Challenges of building clinical biomarkers from M/EEG: multimodal modeling with missing data and robust regression on power spectra
Speaker: Denis A. Engemann
Bio: I am an experimental psychologist by training and conduct interdisciplinary research at the intersection of computer science, neuroscience, and medicine. My goal is to improve diagnosis and treatment in intensive care medicine through methods development grounded in basic research in neurophysiology, psychology and high dimensional statistics. Over the last seven years, I have specialized in large-scale data analysis and predictive modeling with electrophysiology, i.e., electroencephalography (EEG) and magnetoencephalography (MEG). This has led to three major research topics: a) development of electrophysiology-based biomarkers, b) statistical methods and algorithms for effective learning from large-scale brain data, c) development of open source tools for analyzing neural time series in the form software libraries in Python and R.
Talk Abstract:
In clinical neuroscience, success often depends on reading out multiple modalities, i.e., brain images and physiological signals. However, clinical reality often sets limits on data availability. Is combining multiple modalities for predictive modeling worth the extra effort when data is regularly incomplete? In [1], we proposed a multi-modal machine learning model with explicit support for handling missing modalities. Combining MRI, fMRI and magnetoencephalography on the Cam-CAN database not only significantly enhanced age prediction but also facilitated detection of age-related cognitive decline captured by the estimated brain age delta. In, particular, combining MEG with MRI yielded enhanced detection of changes in fluid intelligence, sleep quality and memory function, highlighting the complementarity of these distinct biomedical signals. Strikingly, the added value of MEG was best explained by relatively simple features, i.e., the spatial distribution of fast brain rhythms in the beta/alpha range. These results potentially open the door to clinical translation via EEG-technology that is widely available in the hospital setting.

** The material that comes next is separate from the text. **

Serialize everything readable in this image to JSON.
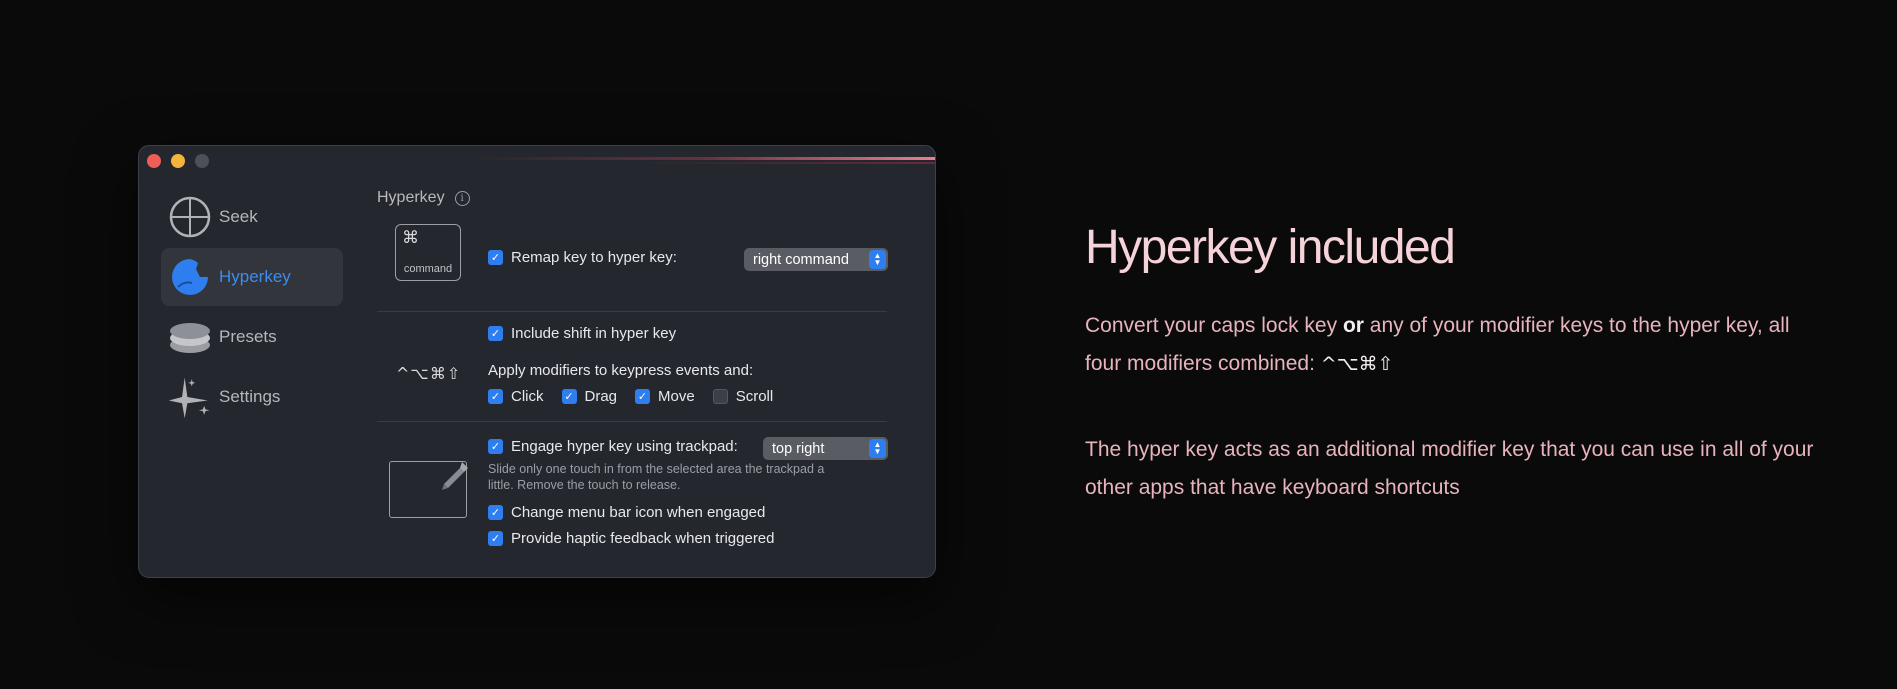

Unfortunately, MRI scans are not always available, closing the door to source modeling with individual anatomy. What then? Call linear models for rescue? While very effective for regressing biomedical outcomes on M/EEG signals, they fail systematically if the cortical generator of an observed behavior is oscillatory. In that case, volume conduction induces distortions on extracranial signals mitigating the applicability of linear models. However, accurate modeling volume conduction depends on the availability of individual MRIs in the first place. In [2,3] we demonstrate through mathematical analysis, simulations and prediction of age from MEG (Cam-CAN) and EEG (Temple University Hospital) how to, nevertheless, construct predictive linear models in different data generating scenarios. We conclude that Riemannian geometry offers a practical alternative to source localization when predicting from power spectra, potentially enabling end-to-end learning without preprocessing.